In an opinion piece, “Lingering riddle of big Rex's downfall,” in the Daily Telegraph (2/2/06), Malcolm Farr asked the question: who misled whom in 1975 - Whitlam or Connor?
The official line was that Rex Connor had been forced to resign as minister for minerals and energy because he had disobeyed an instruction to cease negotiations for a huge loan, and had misled Prime Minister Gough Whitlam who then had inadvertently misled parliament.
This became the “reprehensible” behaviour which Malcolm Fraser had earlier warned would compel him to use the senate to deny supply. This would trigger the early election which Gough Whitlam and Lionel Murphy had long and often argued was constitutionally mandated.
The loans affair had involved the government in extraordinary negotiations with one Tirath Khemlani, whom Farr describes as a “shifty” Pakistani who worked “on the fringes of respectable money-raising”, and who was subsequently jailed for financial crime in the US.
It was beyond any rational understanding why the government avoided all legitimate avenues for such massive long term fund-raising for development purposes. The reason may have been in Attorney General Lionel Murphy’s notorious legal advice that the loan was for “short-term purposes”. This was to avoid Loan Council involvement, where the states would be involved. Going through a carpetbagger may have been seen as another way of ensuring that the states could not be involved.
The annual release of the relevant Cabinet papers under the 30-year rule should have thrown some light on these events. However, this is obfuscated by the increasingly bizarre practice of the National Archives Authority to turn this event into a platform for yet another of Mr E.G. Whitlam’s unpersuasive apologiae for the behaviour of what John Stone has called the worst and most incompetent government ever elected.
This is the third year in a row that the archives have allowed Mr Whitlam to demonstrate his undoubted thespian abilities.

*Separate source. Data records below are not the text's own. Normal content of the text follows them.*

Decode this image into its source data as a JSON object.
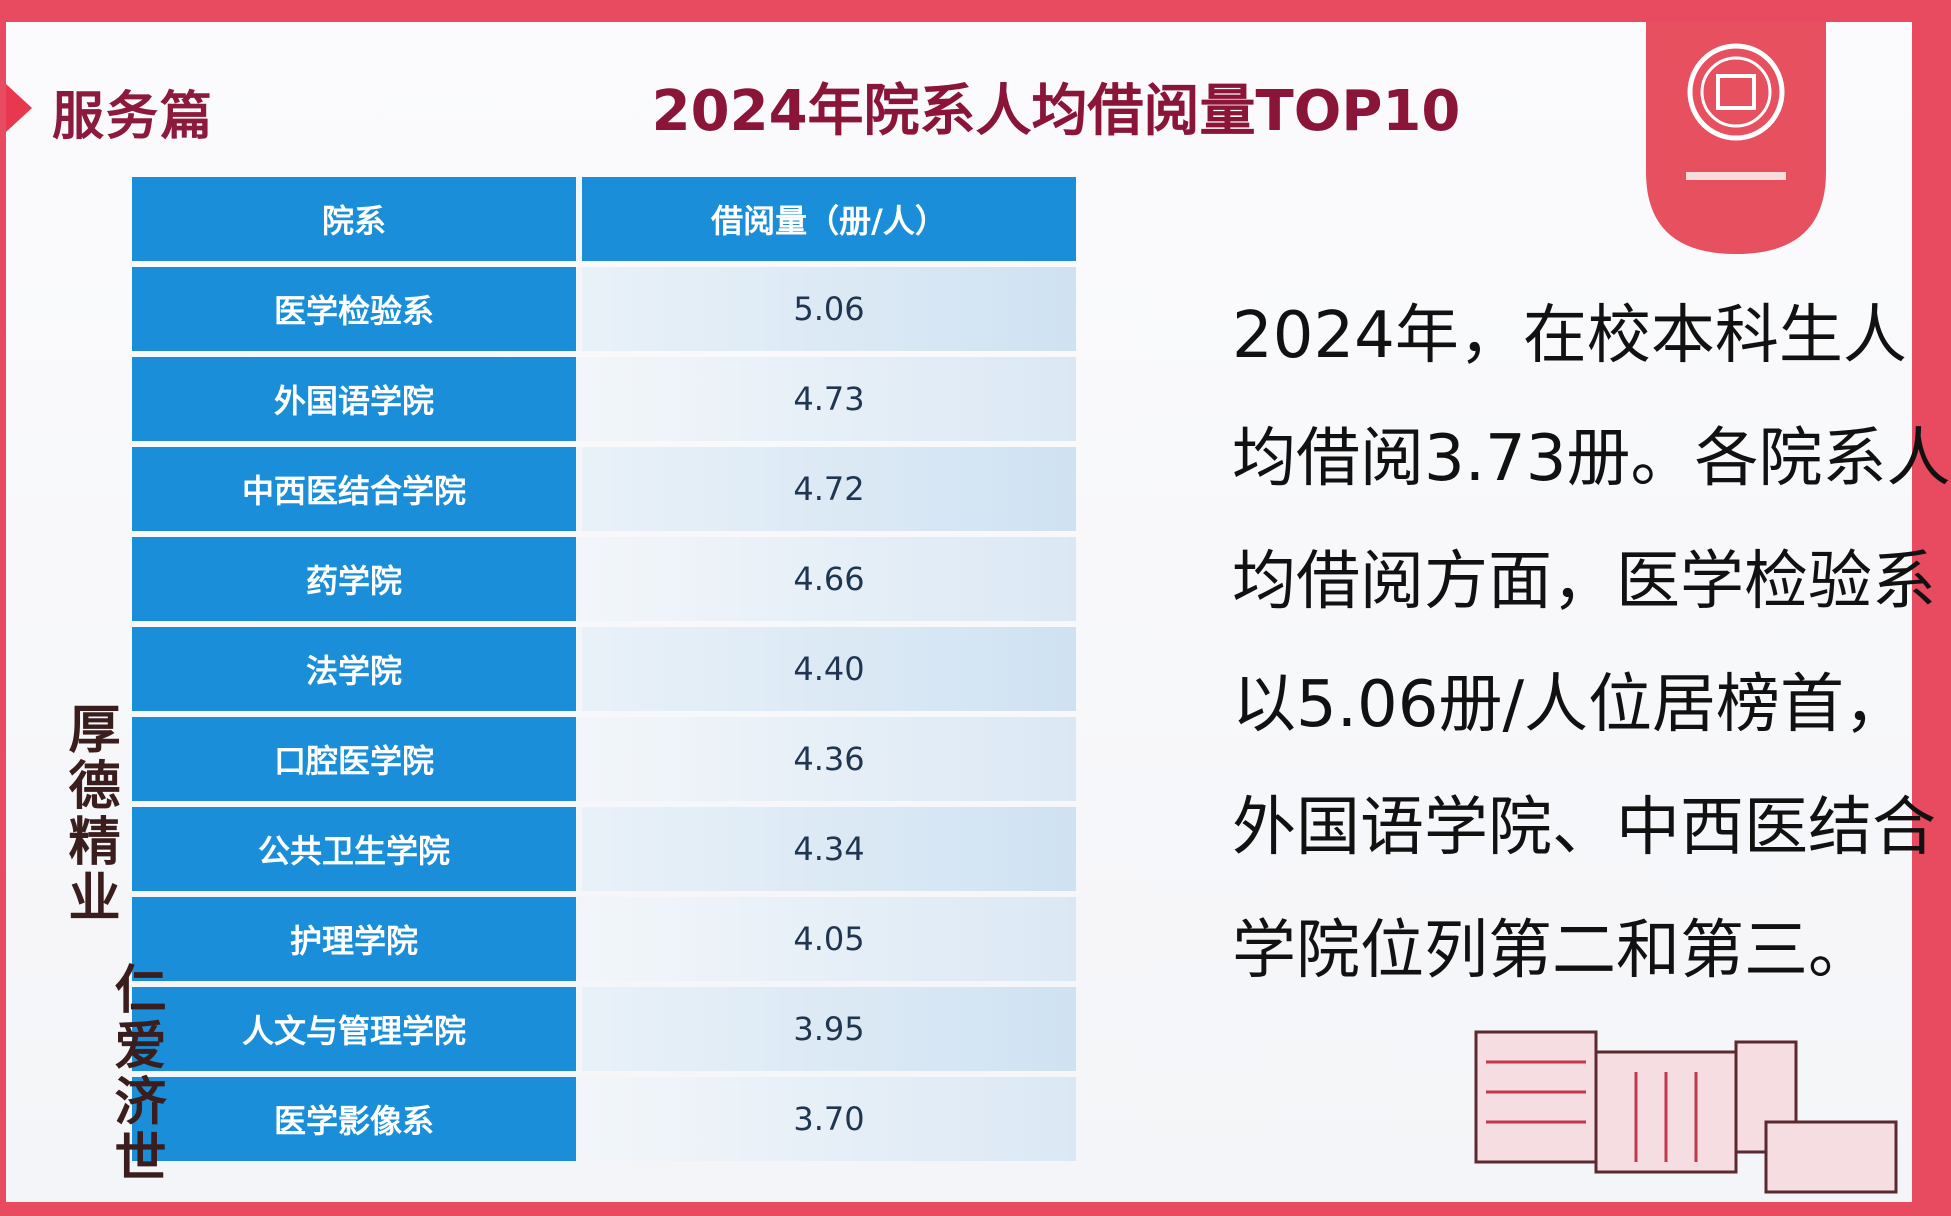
{
  "header": {
    "section": "服务篇",
    "title": "2024年院系人均借阅量TOP10"
  },
  "motto": [
    "厚德精业",
    "仁爱济世"
  ],
  "table": {
    "columns": [
      "院系",
      "借阅量（册/人）"
    ],
    "rows": [
      [
        "医学检验系",
        "5.06"
      ],
      [
        "外国语学院",
        "4.73"
      ],
      [
        "中西医结合学院",
        "4.72"
      ],
      [
        "药学院",
        "4.66"
      ],
      [
        "法学院",
        "4.40"
      ],
      [
        "口腔医学院",
        "4.36"
      ],
      [
        "公共卫生学院",
        "4.34"
      ],
      [
        "护理学院",
        "4.05"
      ],
      [
        "人文与管理学院",
        "3.95"
      ],
      [
        "医学影像系",
        "3.70"
      ]
    ]
  },
  "paragraph": [
    "2024年，在校本科生人",
    "均借阅3.73册。各院系人",
    "均借阅方面，医学检验系",
    "以5.06册/人位居榜首，",
    "外国语学院、中西医结合",
    "学院位列第二和第三。"
  ]
}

As Ian Moore says in The Australian, (3/1/06), “Documents must speak for themselves”. This does “nothing to assert the objectivity of the presentation or provide an independent view of contemporary political history. Whitlam, however, managed to put us straight on one thing. If he was delusional in 1975, the condition remains untreated.”
The original approval for the borrowings was given, as Sir David Smith says, at an “irregular and possibly invalid” meeting of the Federal Executive Council on December 13, 1974 held in the absence of the governor-general. Sir David believes the planning for the meeting was kept from the governor-general.
This meeting and its extraordinary aftermath was the subject of a piece in The Australian (2/1/06) by John Stone, "Trials and tribulations of our worst cabinet".
He points out that the original amount of the proposed borrowing, $US4 billion, exceeded the then combined foreign debt of all Australian governments.
He reminds us of the obvious fact, which seems to have escaped the ministers, that you could not place any such authorisation in the hands of “a creature such as Khemlani” without international banks soon seeing it shopped around the world.